Galip işgalcilerin yazdığı Alman Anayasası Madde:116 vatandaşlığı “ Alman Kavmiyeti” bağlantılı olarak hükme bağlamıştır.

İtalyan Anayasası Madde: 51/2 “Etnik İtalyanlığı” bile vatandaşlığa bağlamıştır. “Güneşin Oğlundan” insan kimliğine dönüşen Japon imparatoru HİRO HİTO bile işgalcilerin yazdığı Anayasayı 3 Kasım 1946 günü yeni bir Anayasa olarak değil “ Japon İmparatorluk Anayasasının DEĞİŞİKLİĞİNİ yayınlıyorum” ibaresiyle yürürlüğe koymuştur.

 

Sayın Milletvekili,

Gerçekleri örtmekte sınır tanımayanlar Osmanlı Devletinin yapısı ve kimliği hakkında da tarihi inkâr etmektedirler, Osmanlı Devleti Aliyesi Kadim Asya İmparatorluklarının ve Selçukluların devamı olarak milli, merkezi ve üniter bir devlet anlayışını hayata geçirmiştir.

1876 Anayasasının Osmanlı kimliğini esas alan hükümleri içinde madde: 18 “hidamatı devlette istihdam olunmak için devletin lisanı resmisi olan Türkçeyi bilmek şarttır” ibaresi yer almaktadır.

Aynı şekilde 57. Maddede “ Heyetlerin (Heyeti Ayan ve Heyeti Mebusan) müzakeratı lisan-ı Türki üzere cereyan eder” hükmü yer almaktadır. 68. maddede “Osmanlı tebhası olmayan, ecnebi hizmetinde olan ve Türkçe bilmeyenlerin” heyetlere seçilemeyeceği hükme bağlanmış, yeniden aday olabilmek için “Türkçe okumak ve mümkün metreme yazmak şart olacaktır” hükmü yer almıştır.

Bu gerçekleri görmezlikten gelenlerin tarih tahrifatçılığı tescillenmiştir.
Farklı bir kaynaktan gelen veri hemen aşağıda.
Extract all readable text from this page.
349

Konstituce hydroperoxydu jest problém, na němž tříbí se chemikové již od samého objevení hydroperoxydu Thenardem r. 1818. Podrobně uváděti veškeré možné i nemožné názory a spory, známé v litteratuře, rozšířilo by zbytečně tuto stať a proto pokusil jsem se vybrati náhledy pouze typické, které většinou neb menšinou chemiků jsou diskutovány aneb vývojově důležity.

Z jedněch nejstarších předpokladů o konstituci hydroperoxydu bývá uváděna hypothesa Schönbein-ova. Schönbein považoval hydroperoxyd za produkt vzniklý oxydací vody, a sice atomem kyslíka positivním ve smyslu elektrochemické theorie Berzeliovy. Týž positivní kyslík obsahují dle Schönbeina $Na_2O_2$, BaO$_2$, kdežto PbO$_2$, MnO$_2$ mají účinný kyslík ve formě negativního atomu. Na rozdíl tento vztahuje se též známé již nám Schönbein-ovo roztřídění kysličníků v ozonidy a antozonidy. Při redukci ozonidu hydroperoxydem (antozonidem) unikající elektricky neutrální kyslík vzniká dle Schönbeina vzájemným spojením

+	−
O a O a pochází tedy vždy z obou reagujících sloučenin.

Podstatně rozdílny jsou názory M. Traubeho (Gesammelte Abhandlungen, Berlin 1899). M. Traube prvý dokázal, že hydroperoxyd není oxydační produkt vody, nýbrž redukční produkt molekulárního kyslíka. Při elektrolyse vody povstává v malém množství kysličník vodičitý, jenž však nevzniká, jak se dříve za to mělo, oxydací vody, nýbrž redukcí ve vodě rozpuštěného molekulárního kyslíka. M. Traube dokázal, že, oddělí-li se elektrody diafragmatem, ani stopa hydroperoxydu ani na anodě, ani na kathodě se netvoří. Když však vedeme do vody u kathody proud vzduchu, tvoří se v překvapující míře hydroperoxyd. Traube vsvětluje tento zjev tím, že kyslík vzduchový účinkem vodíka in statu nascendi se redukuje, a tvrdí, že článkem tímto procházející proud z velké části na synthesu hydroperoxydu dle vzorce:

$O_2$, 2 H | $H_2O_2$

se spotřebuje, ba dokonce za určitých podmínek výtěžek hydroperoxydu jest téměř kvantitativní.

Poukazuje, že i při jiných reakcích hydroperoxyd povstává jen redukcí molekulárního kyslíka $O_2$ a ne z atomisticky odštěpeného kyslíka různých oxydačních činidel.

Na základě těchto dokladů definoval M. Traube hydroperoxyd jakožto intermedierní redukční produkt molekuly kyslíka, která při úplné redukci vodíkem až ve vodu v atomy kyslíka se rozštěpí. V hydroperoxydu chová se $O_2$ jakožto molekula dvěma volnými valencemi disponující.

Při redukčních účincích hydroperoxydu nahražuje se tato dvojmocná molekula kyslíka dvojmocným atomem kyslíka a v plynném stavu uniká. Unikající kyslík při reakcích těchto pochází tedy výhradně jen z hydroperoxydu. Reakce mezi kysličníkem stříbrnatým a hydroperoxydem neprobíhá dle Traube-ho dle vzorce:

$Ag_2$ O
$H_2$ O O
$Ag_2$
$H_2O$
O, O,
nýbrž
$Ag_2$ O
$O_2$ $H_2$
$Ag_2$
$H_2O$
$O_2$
Bir başka tarih yalanı da Türklük kavramının 1924 Anayasasıyla ihdas edildiği iddiasıdır. Halbuki TBMM 02.11.1922 tarihli kurucu anayasa hükmündeki 308 numaralı kararında “tarihe intikal etmiş olunduğu bir anda Osmanlı İmparatorluğunun Müessis ve sahibi hakikisi olan Türk Milleti Anadolu’da hem harici düşmanlarına karşı kıyam etmiş, hem de o düşmanlarla birleşip millet aleyhine harekete gelmiş olan saray ve babi ali aleyhine  mücadeleye atılarak TBMM ve onun hükümet ve ordularını biteşkil … bugünkü halas gününe vasıl olmuştur” ibarelerini tarihe silinmez harflerle kazımıştır.

 

Sayın Milletvekili,

Batıda bazı sapkın çevrelerde görülen ırkçılığı Türk Milliyetçiliğine yöneltmek aşağılık bir işbirlikçiliktir. Türk Milliyetçiliğini ırkçılıkla suçlamak bir nefret suçudur ve milleti tarih içinde aşılan geri yapılara doğru çözme amaçlıdır. Türk Devletinin kimliğini tartışanlar, yönleri emperyalizmin Sevr’ine ve 1071 Bizans’ına dönük olanlardır. Ayetleri eksilterek, Hadis’lere ekleme yaparak bu gerçekler örtülemez, olsa olsa sahiplerini kutsalların tahrifçisi yapar

 

Sayın Milletvekili,

Milletimiz kaygı ile izlediği ve bilinç ile kaydettiği her Türlü hukuksuzluğun hesabını elbette soracak kararlılığa sahiptir. Milletteki kaygının temel sebeplerden biri kendi hukuk dışı konumları tescillenenlerin TBMM üyelerini de aynı gayrı meşru zemine çekme gayretleridir.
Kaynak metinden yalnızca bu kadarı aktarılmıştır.